Tiba-tiba notifikasi baru berbunyi. Grup kelas makin meledak. Seseorang mengirim stiker baru, foto wajah Nadia yang di-zoom-in, diedit pakai mahkota emas, dengan tulisan QUEEN OF WRONG SEND.

Kelas pecah lagi. Beberapa anak sampai jatuh dari kursi saking ngakaknya.

Nadia menutup wajah dengan kedua tangan. “Ya Allah… ambil gua sekarang juga….”

Maya menepuk bahunya. “Tenang, Nad. Sisi positifnya, lu udah lebih terkenal dari seleb TikTok lokal. Minus endorse-an doang.”

Nadia mendelik. “Lu temen gua atau musuh gue sih, May?!”

“Gua rasa ini jebakan, Nad. Tapi kalau jebakan, ya setidaknya seru.”

Maya menatap Nadia dengan ekspresi yang terlalu bersemangat untuk seseorang yang baru saja menyebut kata jebakan.

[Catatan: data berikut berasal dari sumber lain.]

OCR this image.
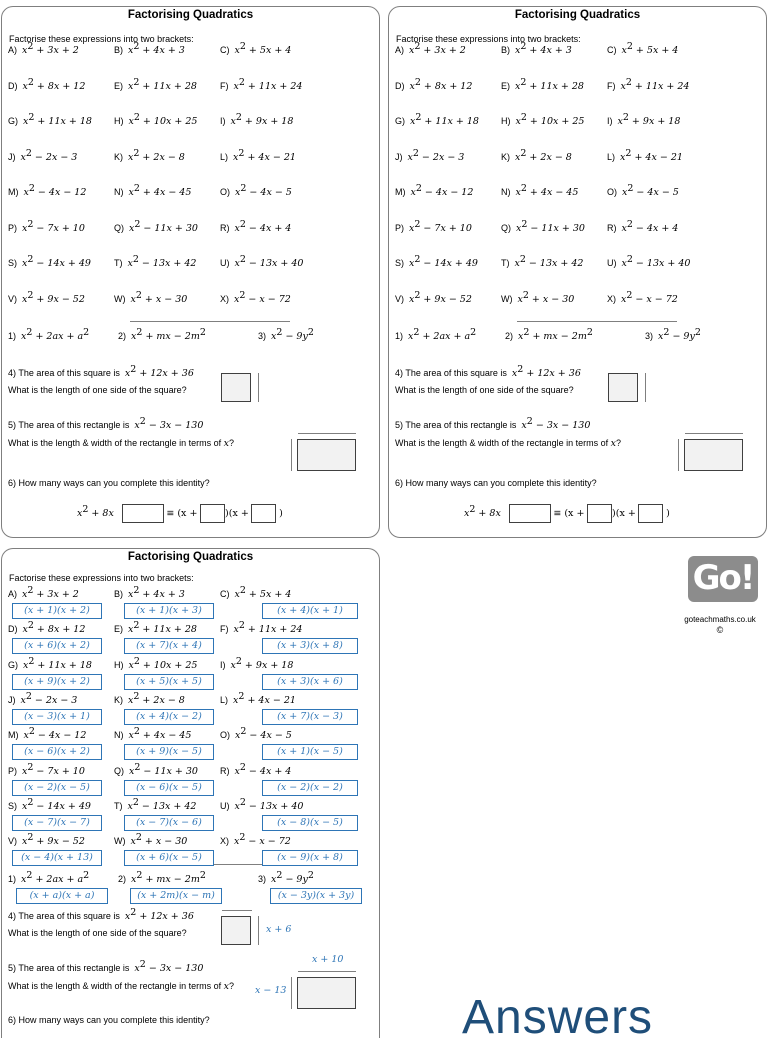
Factorising Quadratics
Factorise these expressions into two brackets:
4) The area of this square is $x^2 + 12x + 36$
What is the length of one side of the square?
5) The area of this rectangle is $x^2 - 3x - 130$
What is the length & width of the rectangle in terms of x?
6) How many ways can you complete this identity?
$x^2 + 8x$

	≡ (x +
	)(x +

	)
A) $x^2 + 3x + 2$	B) $x^2 + 4x + 3$	C) $x^2 + 5x + 4$
D) $x^2 + 8x + 12$	E) $x^2 + 11x + 28$	F) $x^2 + 11x + 24$
G) $x^2 + 11x + 18$ H) $x^2 + 10x + 25$	I) $x^2 + 9x + 18$
J) $x^2 - 2x - 3$	K) $x^2 + 2x - 8$	L) $x^2 + 4x - 21$
M) $x^2 - 4x - 12$	N) $x^2 + 4x - 45$	O) $x^2 - 4x - 5$
P) $x^2 - 7x + 10$	Q) $x^2 - 11x + 30$ R) $x^2 - 4x + 4$
S) $x^2 - 14x + 49$	T) $x^2 - 13x + 42$	U) $x^2 - 13x + 40$
V) $x^2 + 9x - 52$	W) $x^2 + x - 30$	X) $x^2 - x - 72$
1) $x^2 + 2ax + a^2$	2) $x^2$ + mx − $2m^2$	3) $x^2 - 9y^2$
Factorising Quadratics
Factorise these expressions into two brackets:
4) The area of this square is $x^2 + 12x + 36$
What is the length of one side of the square?
5) The area of this rectangle is $x^2 - 3x - 130$
What is the length & width of the rectangle in terms of x?
6) How many ways can you complete this identity?
$x^2 + 8x$

	≡ (x +
	)(x +

	)
A) $x^2 + 3x + 2$	B) $x^2 + 4x + 3$	C) $x^2 + 5x + 4$
D) $x^2 + 8x + 12$	E) $x^2 + 11x + 28$	F) $x^2 + 11x + 24$
G) $x^2 + 11x + 18$ H) $x^2 + 10x + 25$	I) $x^2 + 9x + 18$
J) $x^2 - 2x - 3$	K) $x^2 + 2x - 8$	L) $x^2 + 4x - 21$
M) $x^2 - 4x - 12$	N) $x^2 + 4x - 45$	O) $x^2 - 4x - 5$
P) $x^2 - 7x + 10$	Q) $x^2 - 11x + 30$ R) $x^2 - 4x + 4$
S) $x^2 - 14x + 49$	T) $x^2 - 13x + 42$	U) $x^2 - 13x + 40$
V) $x^2 + 9x - 52$	W) $x^2 + x - 30$	X) $x^2 - x - 72$
1) $x^2 + 2ax + a^2$	2) $x^2$ + mx − $2m^2$	3) $x^2 - 9y^2$
Factorising Quadratics
Factorise these expressions into two brackets:
4) The area of this square is $x^2 + 12x + 36$
What is the length of one side of the square?	x + 6
5) The area of this rectangle is $x^2 - 3x - 130$
What is the length & width of the rectangle in terms of x?
x + 10
x − 13
6) How many ways can you complete this identity?
A) $x^2 + 3x + 2$
(x + 1)(x + 2)
B) $x^2 + 4x + 3$
(x + 1)(x + 3)
C) $x^2 + 5x + 4$
(x + 4)(x + 1)
D) $x^2 + 8x + 12$
(x + 6)(x + 2)
E) $x^2 + 11x + 28$
(x + 7)(x + 4)
F) $x^2 + 11x + 24$
(x + 3)(x + 8)
G) $x^2 + 11x + 18$
(x + 9)(x + 2)
H) $x^2 + 10x + 25$
(x + 5)(x + 5)
I) $x^2 + 9x + 18$
(x + 3)(x + 6)
J) $x^2 - 2x - 3$
(x − 3)(x + 1)
K) $x^2 + 2x - 8$
(x + 4)(x − 2)
L) $x^2 + 4x - 21$
(x + 7)(x − 3)
M) $x^2 - 4x - 12$
(x − 6)(x + 2)
N) $x^2 + 4x - 45$
(x + 9)(x − 5)
O) $x^2 - 4x - 5$
(x + 1)(x − 5)
P) $x^2 - 7x + 10$
(x − 2)(x − 5)
Q) $x^2 - 11x + 30$
(x − 6)(x − 5)
R) $x^2 - 4x + 4$
(x − 2)(x − 2)
S) $x^2 - 14x + 49$
(x − 7)(x − 7)
T) $x^2 - 13x + 42$
(x − 7)(x − 6)
U) $x^2 - 13x + 40$
(x − 8)(x − 5)
V) $x^2 + 9x - 52$
(x − 4)(x + 13)
W) $x^2 + x - 30$
(x + 6)(x − 5)
X) $x^2 - x - 72$
(x − 9)(x + 8)
1) $x^2 + 2ax + a^2$
(x + a)(x + a)
2) $x^2$ + mx − $2m^2$
(x + 2m)(x − m)
3) $x^2 - 9y^2$
(x − 3y)(x + 3y)
Go!
goteachmaths.co.uk
©
Answers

Nadia memelototinya. “Lu tuh temen apa provokator, sih?”

“Dua-duanya. Temen yang suportif sekaligus provokatif,” jawab Maya sambil nyengir. “Ayo cepet, sebelum yang ngirim pesan kabur.”

***

Langit sore itu agak mendung, udara lembab setelah hujan tipis. Nadia berdiri di depan tangga belakang gedung sekolah, memegang ponselnya erat-erat. Pesan singkat di layar masih sama,

Taman belakang. Sekarang.

Tidak ada nama pengirim. Hanya nomor asing dengan avatar kosong.

“Gua tuh udah yakin ini prank,” gumam Nadia pelan, lebih ke dirinya sendiri. Tapi jari kakinya malah melangkah maju. Setiap langkah di lorong belakang terasa panjang, seperti menembus udara yang penuh bisik-bisik.

Maya berjalan di sampingnya sambil mengunyah permen karet, seolah mereka cuma jalan santai sore-sore. “Lu sadar nggak, ini kayak film detektif yang pemeran utamanya nggak siap?”

“Ya, dan tokoh pendukungnya cuma bisa bikin onar,” balas Nadia tanpa menatap.

Mereka melewati ruang UKS yang sepi, lalu taman kecil di belakang sekolah mulai terlihat. Rumputnya agak tinggi, daun basah menempel di ujung sepatu. Suara jangkrik samar terdengar di sela udara lembab.

“Kayaknya nggak ada orang,” bisik Nadia. Ia menatap sekeliling, hanya ada bangku tua di bawah pohon mangga dan dinding belakang sekolah yang mulai berlumut.

“Coba panggil aja,” kata Maya. “Siapa tau dia sembunyi.”

Nadia menelan ludah. “Halo?” suaranya hampir tak terdengar. “Kalau ini prank, sumpah gua—”

Sesuatu berderak pelan dari arah semak. Maya langsung menyikut lengan Nadia. “Tuh, tuh! Ada suara!”

Nadia mundur satu langkah. “Lu duluan, lu yang heboh.”